Residing between supervised and unsupervised learning, semi-supervised learning accepts data that’s partially labeled or where the majority of the data lacks labels. The ability to work with limited data is a key benefit of semi-supervised learning because data scientists spend the bulk of their time cleaning and organizing data.

Facebook PAWS

PAWS achieves its results by leveraging a portion of labeled data in conjunction with unlabeled data. Given an unlabeled training image, PAWS generates two or more views of the image using random data augmentations and transformations. It then trains a model to make the representations of these views similar to one another.

Unlike self-supervised methods that directly compare the representations, PAWS uses a random subsample of labeled images to assign a “pseudo-label” to the unlabeled views.

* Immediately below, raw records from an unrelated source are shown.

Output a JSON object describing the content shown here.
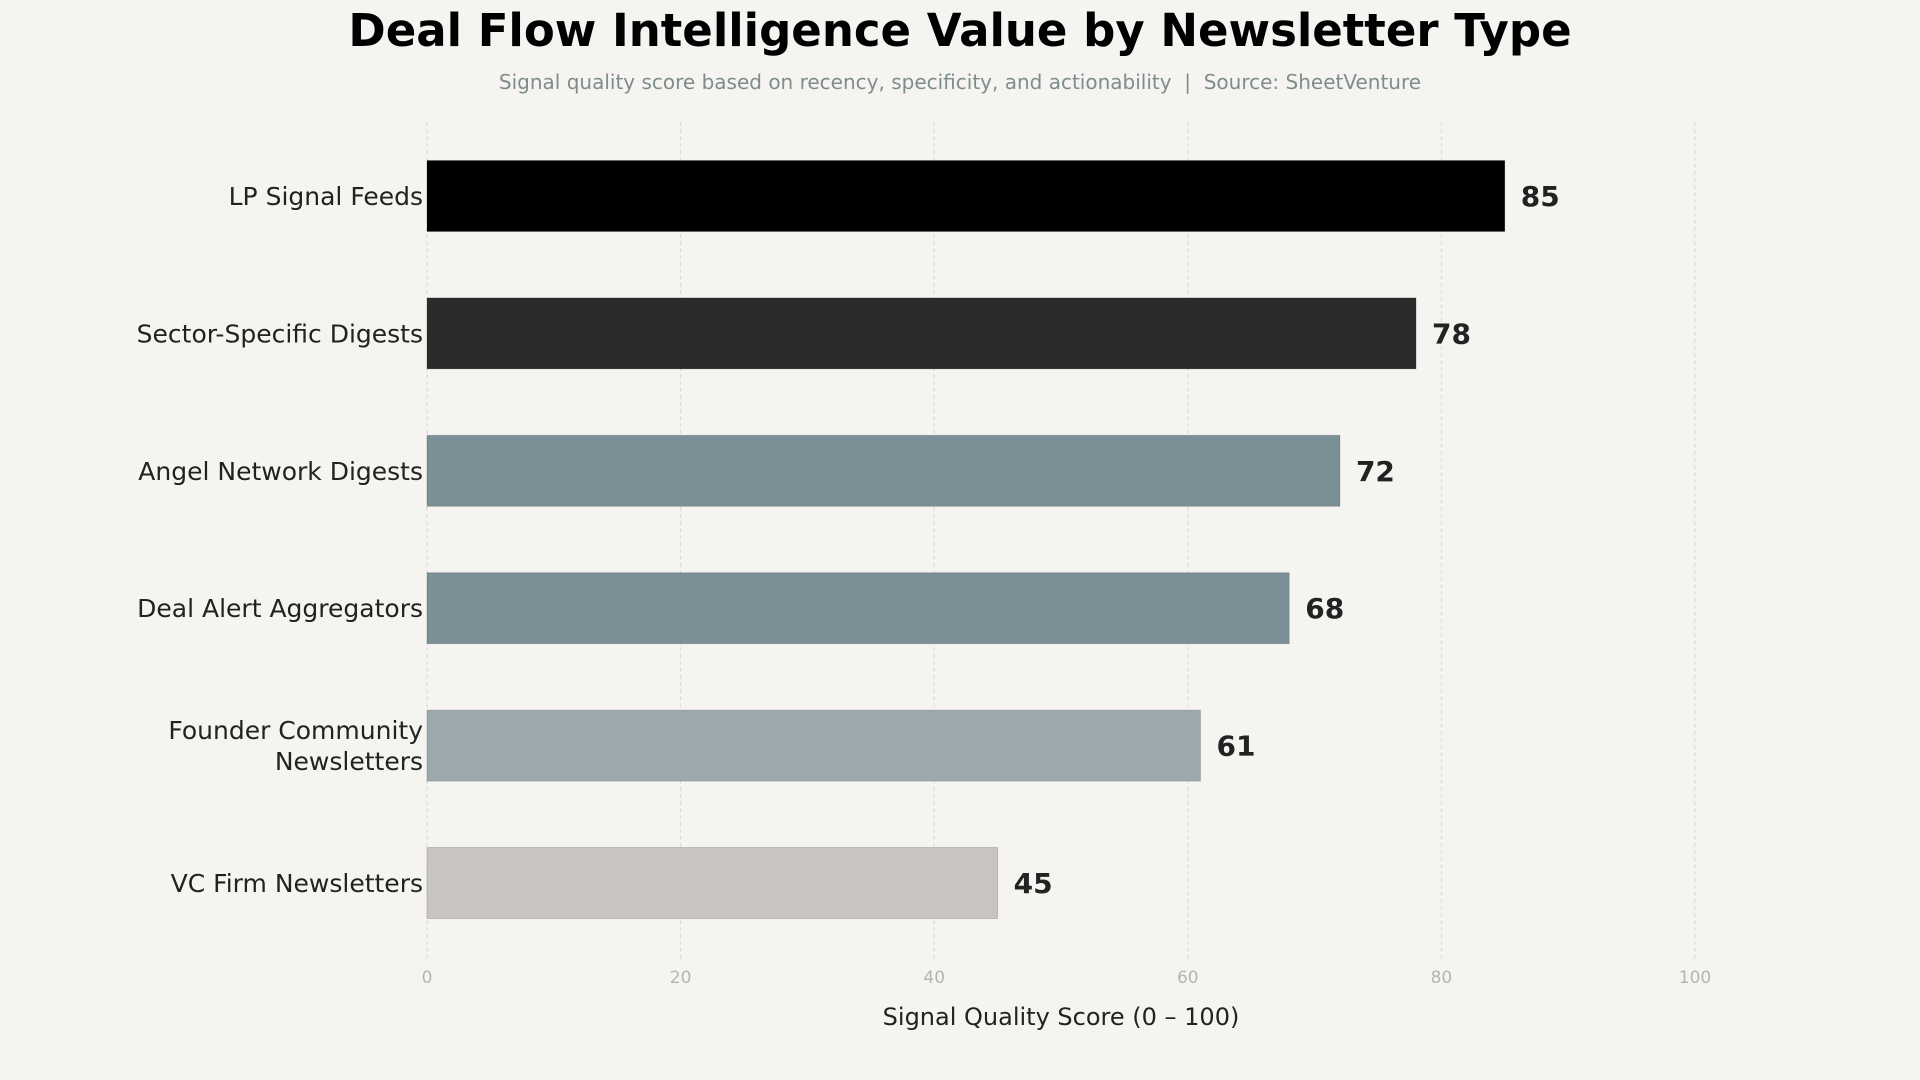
{
  "colors": {
    "background": "#f5f4f0",
    "grid": "#d9d9d6",
    "text": "#222222",
    "tick": "#b5b5b0"
  },
  "chart_data": {
    "type": "bar",
    "orientation": "horizontal",
    "title": "Deal Flow Intelligence Value by Newsletter Type",
    "subtitle": "Signal quality score based on recency, specificity, and actionability  |  Source: SheetVenture",
    "xlabel": "Signal Quality Score (0 – 100)",
    "ylabel": "",
    "xlim": [
      0,
      100
    ],
    "xticks": [
      0,
      20,
      40,
      60,
      80,
      100
    ],
    "grid": "vertical dashed",
    "categories": [
      "LP Signal Feeds",
      "Sector-Specific Digests",
      "Angel Network Digests",
      "Deal Alert Aggregators",
      "Founder Community\nNewsletters",
      "VC Firm Newsletters"
    ],
    "values": [
      85,
      78,
      72,
      68,
      61,
      45
    ],
    "bar_colors": [
      "#000000",
      "#2b2b2b",
      "#7b8f96",
      "#7b8f96",
      "#9caaae",
      "#c8c5c0"
    ]
  }
}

The pseudo-labels are obtained by comparing the representations of the unlabeled views with representations of labeled support samples. Because of this, PAWS doesn’t learn “collapsing representations” where all images get mapped to the same representation, a common issue for self-supervised methods.

“With DINO and PAWS, the AI research community can build new computer vision systems that are far less dependent on labeled data and vast computing resources for training,” the Facebook statement continued. “We hope that our experiments will show the community the potential of self-supervised systems trained on [visual transformers] and encourage further adoption.”

Both DINO and PAWS are available in open source.